Automatic git conflict resolution on logs and sets
TL;DR: In this post, I describe how to configure git to use scripts that automatically resolve conflicts on files where they don't matter: log files, that are chronologically ordered, and set files, where only the set of lines matters and not the order.
I use git to version many things, from papers to code to scripts to configuration. For several of these projects, I am the only user, and I mostly use git to synchronize things across machines. Conflicts then become something of a nuisance; while they can be avoided by always pulling before editing, this is not always possible, e.g., when I'm offline, or forget to do this. However, there are files on which conflicts do not matter, and are easy to solve:
- One example are log files, i.e., files that log timestamped events, one per line. For such files, we can reconcile conflicts by merging events, intuitively sorting the lines by timestamp and deleting all conflict markers. I use this for a log of personal notes, but the same should work if you want to version, e.g., your bash history.

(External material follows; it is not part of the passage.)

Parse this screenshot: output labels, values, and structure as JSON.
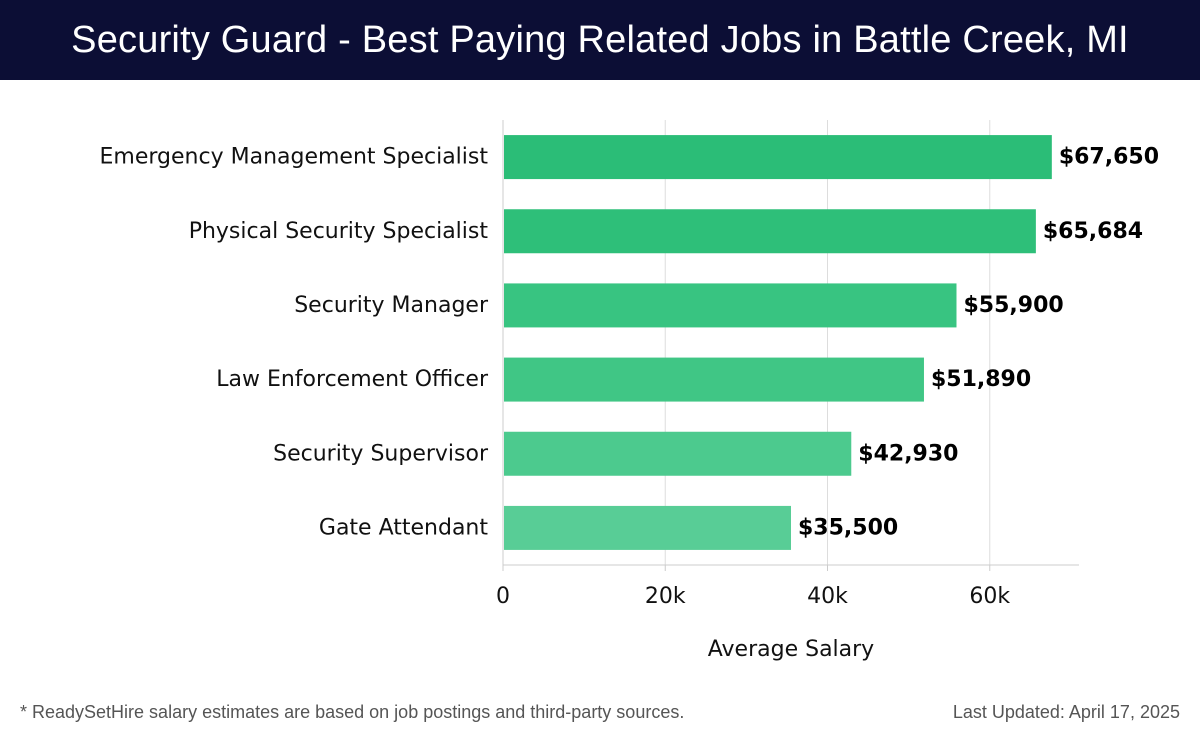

- Another example are set files, i.e., files that describe a set, each line
being an item, and with irrelevant order between the lines (and no duplicates).
One example are vim
spellchecking additions, when synchronizing them across
machines.
For such files, intuitively, we can solve conflicts by discarding duplicate
lines and dropping conflicts markers. If you are only
adding lines to files, and you do not care
about discarding duplicates, then you can use the predefined
union
merge strategy, as explained later.
I used to solve these conflicts by hand, but this was tedious and error-prone. I then realized that I could use custom merge drivers with git to automate this away. I have been using the setup for some months now without issues.
Set files
Let me start with this case, because it is simpler, and let me present things
top-down. We will first add a file .gitattributes
to our repository to
indicate that a custom merge strategy should be used for some files. For
instance:
cd myreporoot/
cat > .gitattributes <<EOF
mysetfile1.txt merge=set
mysetfile2.txt merge=set
EOF
Of course, you should then version this file with git:
git add .gitattributes
git commit -m 'automatic merges' .gitattributes
Now, we have to tell git what we mean by the set
merge strategy. This is
explained in the section "Defining a custom merge driver" in the gitattributes
documentation or the manpage
gitattributes(5), but I will summarize it here. Edit your .gitconfig
file to
register the set
merge strategy:
cat >> ~/.gitconfig <<EOF
[merge "set"]
name = set merger
driver = ~/bin/git-merge-set %O %A %B %L
EOF
Now we have to create the ~/bin/git-merge-set
script.
This is fairly easy to do, once
you have understood the meaning of the arguments that git passes to the program.
Here is for instance my git-merge-set script, which
concatenates the files and deletes duplicates (in a stable way, i.e., it
preserves the order in the input files). Note that it depends on sponge
from
moreutils.
You should now be able to commit in your repository, pull conflicting changes as you like, and never hear about the conflicts on the files for which you have defined custom strategies. When pulling, git will just tell you that it is merging the changes, and everything will work fine.
If you are only adding lines, and you do not care about
removing duplicate entries, you can use the predefined union
merge strategy by
simply writing merge=union
in the .gitattributes
file (and skipping the rest
of the instructions). This merge driver will simply add the lines while choosing
some order on the insertions.
Log files
For log files, it works exactly the same way, replacing "set" by "log" in all steps above, except that you have to define a different merge strategy. The script to write depends on the format of your log entries. Mine have a numerical timestamp, a space, and the line contents, and I use this git-merge-log script. Feel free to adapt it.